A maioria das manhãs de quarta-feira na Asbury University é como qualquer outra. Poucos minutos antes das 10h, os alunos começam a se reunir no Hughes Auditorium para a capela. Os alunos são obrigados a frequentar um certo número de capelas a cada semestre, então eles tendem a aparecer como rotina.
Mas esta última quarta-feira, dia 8 de Fevereiro, foi diferente. Após a bênção, o coro gospel começou a cantar um refrão final — e então algo começou a acontecer que desafia qualquer descrição fácil. Os alunos não saíram. Eles foram atingidos pelo que parecia ser uma sensação silenciosa, mas poderosa, de transcendência, e não quiseram ir. Eles ficaram e continuaram a adorar. Eles ainda estão lá.

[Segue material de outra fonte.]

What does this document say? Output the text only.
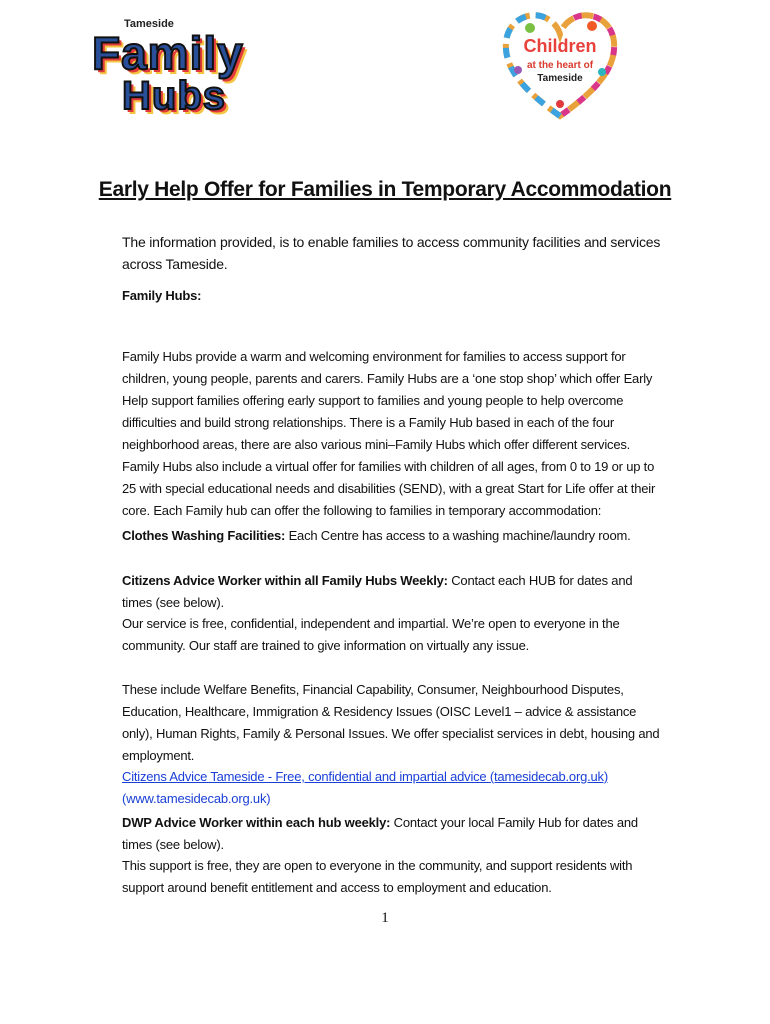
Tameside
Family
Hubs
Children
at the heart of
Tameside
Early Help Offer for Families in Temporary Accommodation
The information provided, is to enable families to access community facilities and services across Tameside.
Family Hubs:
Family Hubs provide a warm and welcoming environment for families to access support for children, young people, parents and carers. Family Hubs are a ‘one stop shop’ which offer Early Help support families offering early support to families and young people to help overcome difficulties and build strong relationships. There is a Family Hub based in each of the four neighborhood areas, there are also various mini–Family Hubs which offer different services. Family Hubs also include a virtual offer for families with children of all ages, from 0 to 19 or up to 25 with special educational needs and disabilities (SEND), with a great Start for Life offer at their core. Each Family hub can offer the following to families in temporary accommodation:
Clothes Washing Facilities: Each Centre has access to a washing machine/laundry room.
Citizens Advice Worker within all Family Hubs Weekly: Contact each HUB for dates and times (see below).
Our service is free, confidential, independent and impartial. We’re open to everyone in the community. Our staff are trained to give information on virtually any issue.
These include Welfare Benefits, Financial Capability, Consumer, Neighbourhood Disputes, Education, Healthcare, Immigration & Residency Issues (OISC Level1 – advice & assistance only), Human Rights, Family & Personal Issues. We offer specialist services in debt, housing and employment.
Citizens Advice Tameside - Free, confidential and impartial advice (tamesidecab.org.uk) (www.tamesidecab.org.uk)
DWP Advice Worker within each hub weekly: Contact your local Family Hub for dates and times (see below).
This support is free, they are open to everyone in the community, and support residents with support around benefit entitlement and access to employment and education.
1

Eu ensino teologia do outro lado da rua no Seminário Teológico de Asbury e, quando soube do que estava acontecendo, imediatamente decidi ir à capela para ver por mim mesmo. Quando cheguei, vi centenas de alunos cantando baixinho. Eles estavam louvando e orando fervorosamente por si mesmos, por seus vizinhos e por nosso mundo — expressando arrependimento e contrição pelo pecado e intercedendo por cura, integridade, paz e justiça.
Alguns estavam lendo e recitando as Escrituras. Outros estavam de pé com os braços levantados. Vários estavam agrupados em pequenos grupos orando juntos. Alguns estavam ajoelhados na grade do altar na frente do auditório. Alguns estavam prostrados, enquanto outros conversavam uns com os outros, seus rostos brilhando de alegria.
Eles ainda estavam adorando quando saí no final da tarde e quando voltei à noite. Eles ainda estavam adorando quando cheguei na manhã de quinta-feira - e no meio da manhã centenas estavam enchendo o auditório novamente. Tenho visto vários alunos correndo em direção à capela todos os dias.
Na noite de quinta-feira, havia apenas espaço para ficar em pé. Estudantes começaram a chegar de outras universidades: Universidade de Kentucky, Universidade de Cumberlands, Universidade de Purdue, Universidade Wesleyan de Indiana, Universidade Cristã de Ohio, Universidade da Transilvânia, Universidade Midway, Universidade Lee, Georgetown College, Mt. Vernon Nazarene University e muitos outros.
A adoração continuou durante todo o dia na sexta-feira e, de fato, durante toda a noite. No sábado de manhã, tive dificuldade em encontrar um assento; à noite, o prédio estava lotado além da capacidade. Todas as noites, alguns alunos e outros permaneceram na capela para rezar durante a noite. E a partir da noite de domingo, o ímpeto não mostra sinais de desaceleração.
Alguns estão chamando isso de avivamento, e sei que nos últimos anos esse termo tornou-se associado ao ativismo político e ao nacionalismo cristão. Mas deixe-me ser claro: ninguém na Asbury tem essa agenda.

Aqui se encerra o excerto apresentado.